01/16 Geo-Ecological Baseline Studies in Kruger National Park using the RIEGL VZ-1000
The Kruger National Park (KNP) in South Africa covers 20 000 km² and is Africa’s oldest national park. It has preserved diverse wildlife and a pristine savannah ecosystem for over a century now. The rolling landscape is covered by unique vegetation with varying density of woody vegetation, grasses and wildflowers. The Kruger National Park is particularly suited for geo-ecological studies, due to the fact that the area was set aside for wildlife conservation over 100 years ago and has never experienced agricultural development or the associated disturbance of soils and vegetation. It is an exceptionally well documented area, providing a number of datasets relevant to s environmental change studies, such as Digital Elevation Models (DEMs), geology, soils, vegetation and vegetation change, fire records, climatological records, and aerial photos.
In the framework of an ongoing research collaboration with South African National Parks (SANParks) Scientific Services about savannah landscape dynamics, the Department of Geography at the Friedrich-Schiller-University Jena (Germany) is utilizing a RIEGL VZ-1000 to acquire data to create high resolution surface models.
One project is investigating long-term erosion in KNP to provide benchmarks on natural erosion rates under the present climatic conditions. This includes the survey of dried up reservoirs, surfaces prone to sheet and gully erosion, and sandy river beds (see photo). Due to its high resolution, precision and speed, the VZ-1000 provides a unique tool to document the present status of these features in very high resolution DEM’s. The RISCAN PRO software is used to merge the point clouds acquired from up to 20 scan positions and to separate returns from the terrain and other targets, such as vegetation or even wildlife. Revisiting and rescanning the study sites after the next major storm will provide the opportunity to monitor surface changes and to quantify current erosion rates.
A second project is investigating the vegetation structure and dynamics in the vicinity of the Skukuza Flux Tower. Here, the RIEGL VZ-1000 is used to document the current structure of the vegetation cover and to estimate above ground biomass to support carbon studies. Matching high resolution point clouds with concurrent satellite imagery helps to better relate the information from the rather low resolution satellite imagery to the surface structure and properties. Combining the present surveys with a time series of satellite imagery will eventually provide the opportunity to quantify the changes in above ground biomass over the past decades. To capture the 37 ha large area and to minimize shadow effects induced by the vegetation, we acquired data from 30 scan positions. Moving by foot from one site to the other, the backpack proved to be a valuable accessory for the RIEGL VZ-1000.

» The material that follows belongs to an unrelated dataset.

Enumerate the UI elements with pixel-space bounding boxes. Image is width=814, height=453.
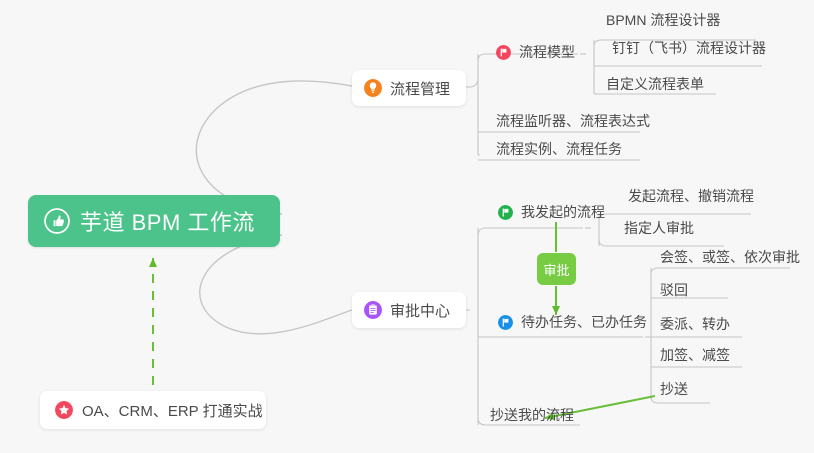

The initial data acquisition with the RIEGL VZ-1000 was conducted in September and October 2015. Air temperatures reached well above 40 °C in the shade and it was inevitable to fully expose the scanner to the sun. Even under these harsh environmental conditions, the RIEGL VZ-1000 acquired reliable data. Some heat related issues with the external battery were solved by cooling down the battery while driving back to the camp in the air-conditioned bakkie (off-road vehicle) and recharging it overnight in an air-conditioned room.